Earlier this week I stumbled on the Flickr account of Jason Liebig, who collects food labels, wrappers and packaging. He has kindly scanned in hundreds of items from his collection.
It has never occurred to me that someone might see fit to collect, say, empty potato-chip bags. Just never thought of things like that as something people might save.
But some people do. And it’s kinda cool to spend a few minutes paging through the scans — both to recognize products from my youth, and to compare and contrast the finer points of packaging design through the ages.
A few of my favorites from the Liebig collection, then:
Welch’s grape-jelly donuts: Can’t say I remember these from the freezer aisle. (Yes, they were sold frozen.) I love the colors and design, though.
Grapefruit Tang: I had no idea this existed either. I imagine combining it with $7.99-a-bottle gin for an evening of drinking that would buckle my knees, muddle my brain, but provide me roughly 1,550 percent of my daily quota of Vitamin C.
Minute Rice fried rice mix: Does anyone still use the Standard Oriental Typeface any more with a straight face?
Hi-C Apple Cranberry Drink: In my newspapering days, I covered Lynn Swann for a couple hours during a local stop as part of his quixotic campaign for governor of Pennsylvania. I should have asked him if Hi-C still cut through his thirst. Alas, I hadn’t seen this label at the time.
(Since I went back to the newsroom after the event and wrote a story for the paper, that means I can claim to have successfully covered Lynn Swann. A lot of NFL cornerbacks and defensive backs would love to say as much.)
Pillsbury Milk Break milk bars: I remember once having the Chocolate Mint flavor of these. I liked them, though my palate as a 10-year-old was not especially refined. I suppose I have that half-cup of powdered milk to thank for my sturdy, erect bearing today.
Morton beef pot pies: I ate a whole bunch of frozen pot pies as a kid, though not necessarily Morton; they might also have been Swanson or store-brand. If I keel over out of the blue one of these years, that might be a contributing factor.
Andy Capp’s Pub Fries: The “Andy Capp” cartoon had roughly one-and-a-half jokes (layabout squabbles with wife, goes to pub). I was always astonished, not only by its longevity, but at the longevity of its apparently successful spinoff in America’s snack aisles. I think I had Andy Capp’s Pub Fries once; I remember them as being amazingly salty (even by my standards then) and perhaps also spicy as well.

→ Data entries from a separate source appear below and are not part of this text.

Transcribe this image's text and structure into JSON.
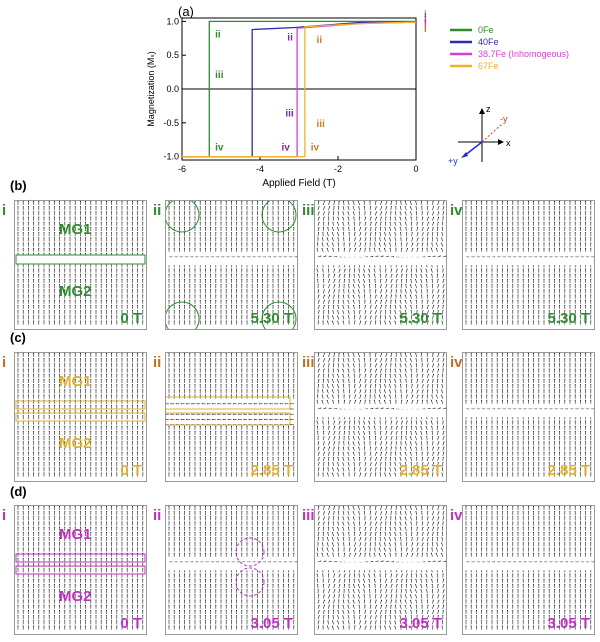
{
  "panel_labels": {
    "a": "(a)",
    "b": "(b)",
    "c": "(c)",
    "d": "(d)"
  },
  "chart_data": {
    "type": "line",
    "xlabel": "Applied Field (T)",
    "ylabel": "Magnetization (Mₛ)",
    "xlim": [
      -6,
      0
    ],
    "ylim": [
      -1.05,
      1.05
    ],
    "xticks": [
      "-6",
      "-4",
      "-2",
      "0"
    ],
    "yticks": [
      "-1.0",
      "-0.5",
      "0.0",
      "0.5",
      "1.0"
    ],
    "series": [
      {
        "name": "0Fe",
        "color": "#2e8b2e",
        "x": [
          0,
          -5.3,
          -5.3,
          -6
        ],
        "y": [
          1.0,
          1.0,
          -1.0,
          -1.0
        ]
      },
      {
        "name": "40Fe",
        "color": "#2b2bb0",
        "x": [
          0,
          -1.5,
          -2.2,
          -3.1,
          -4.2,
          -4.2,
          -6
        ],
        "y": [
          0.99,
          0.98,
          0.95,
          0.91,
          0.88,
          -1.0,
          -1.0
        ]
      },
      {
        "name": "38.7Fe (Inhomogeous)",
        "color": "#d63fd6",
        "x": [
          0,
          -1.4,
          -2.3,
          -3.05,
          -3.05,
          -6
        ],
        "y": [
          0.99,
          0.97,
          0.93,
          0.9,
          -1.0,
          -1.0
        ]
      },
      {
        "name": "67Fe",
        "color": "#f0b030",
        "x": [
          0,
          -1.2,
          -2.0,
          -2.85,
          -2.85,
          -6
        ],
        "y": [
          0.99,
          0.97,
          0.95,
          0.92,
          -1.0,
          -1.0
        ]
      }
    ],
    "annotations": [
      {
        "text": "i",
        "color": "#2e8b2e"
      },
      {
        "text": "i",
        "color": "#7a2aa0"
      },
      {
        "text": "i",
        "color": "#d63fd6"
      },
      {
        "text": "i",
        "color": "#c08020"
      },
      {
        "text": "ii",
        "color": "#2e8b2e"
      },
      {
        "text": "ii",
        "color": "#7a2aa0"
      },
      {
        "text": "ii",
        "color": "#c08020"
      },
      {
        "text": "iii",
        "color": "#2e8b2e"
      },
      {
        "text": "iii",
        "color": "#7a2aa0"
      },
      {
        "text": "iii",
        "color": "#c08020"
      },
      {
        "text": "iv",
        "color": "#2e8b2e"
      },
      {
        "text": "iv",
        "color": "#7a2aa0"
      },
      {
        "text": "iv",
        "color": "#c08020"
      }
    ],
    "legend_placement": "right"
  },
  "axes_glyph": {
    "z": "z",
    "x": "x",
    "neg_y": "-y",
    "pos_y": "+y"
  },
  "rows": {
    "b": {
      "color": "#2e8b2e",
      "panels": [
        {
          "tag": "i",
          "field": "0 T",
          "mg1": "MG1",
          "mg2": "MG2"
        },
        {
          "tag": "ii",
          "field": "5.30 T"
        },
        {
          "tag": "iii",
          "field": "5.30 T"
        },
        {
          "tag": "iv",
          "field": "5.30 T"
        }
      ]
    },
    "c": {
      "color": "#e0b030",
      "tagcolor": "#c07020",
      "panels": [
        {
          "tag": "i",
          "field": "0 T",
          "mg1": "MG1",
          "mg2": "MG2"
        },
        {
          "tag": "ii",
          "field": "2.85 T"
        },
        {
          "tag": "iii",
          "field": "2.85 T"
        },
        {
          "tag": "iv",
          "field": "2.85 T"
        }
      ]
    },
    "d": {
      "color": "#c030c0",
      "panels": [
        {
          "tag": "i",
          "field": "0 T",
          "mg1": "MG1",
          "mg2": "MG2"
        },
        {
          "tag": "ii",
          "field": "3.05 T"
        },
        {
          "tag": "iii",
          "field": "3.05 T"
        },
        {
          "tag": "iv",
          "field": "3.05 T"
        }
      ]
    }
  }
}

Underwood Deviled Ham: Can’t remember ever having Underwood tinned meat as a kid. But I remember it stood out on the shelf because it was canned, and the cans were wrapped in white paper. Always seemed weird to me.
Uncle Ben’s Stuff n’ Such: A remarkably noncommittal product — the “anytime stuffing mix for the outside of things.” Peanut-butter sammiches? White Castle sliders? Beached whales? Bring ’em on.
French’s Chicken Fixns Sweet n’ Sour Sauce Mix: Only included here because it dates to the days when French’s corporate headquarters were in Rochester. When one set of my grandparents bought their house in the Rochester area circa 1986, I remember them finding a manila envelope or poster tube with some French’s materials that had belonged to the prior owner. (It wasn’t a recipe for the perfect dijon chicken or anything useful like that … just a couple of random documents the guy had brought home from work and lost down the back of a cabinet or something.)
Hi-C Florida Punch: No idea what this stuff tasted like. But if it had existed during my childhood, I’m sure I would have craved it, just because of the evocatively sun-drenched name and the surprisingly effective green and dark red of the packaging.
Irischer Fruhling: Early-’70s Irish Spring soap package for the German market. This is baader than Meinhof.
Quaker Peanut Butter Granola Dipps: Obligatory pop music content: Check out the box, which promises one of five free records about the history of rock n’ roll. (I assume no actual rock n’ roll was included, for cost/licensing reasons.) This particular box included a record about Live Aid; other subjects included “Rock’s Greatest Guitar Heroes” and “A Tribute to John Lennon.”
I am trying to imagine a young-ish kid sitting down in front of the family stereo and getting a potted (and, probably, at least partially incorrect) history of John Lennon from a record that came with his granola bars.
Dentyne Dynamints: 40-year-old Wonder Bread goes moldy. 40-year-old Twinkies go green. But 40-year-old breath mints look as shiny and effective as ever. Maybe the weirdest stuff in your cupboard isn’t what you thought it was.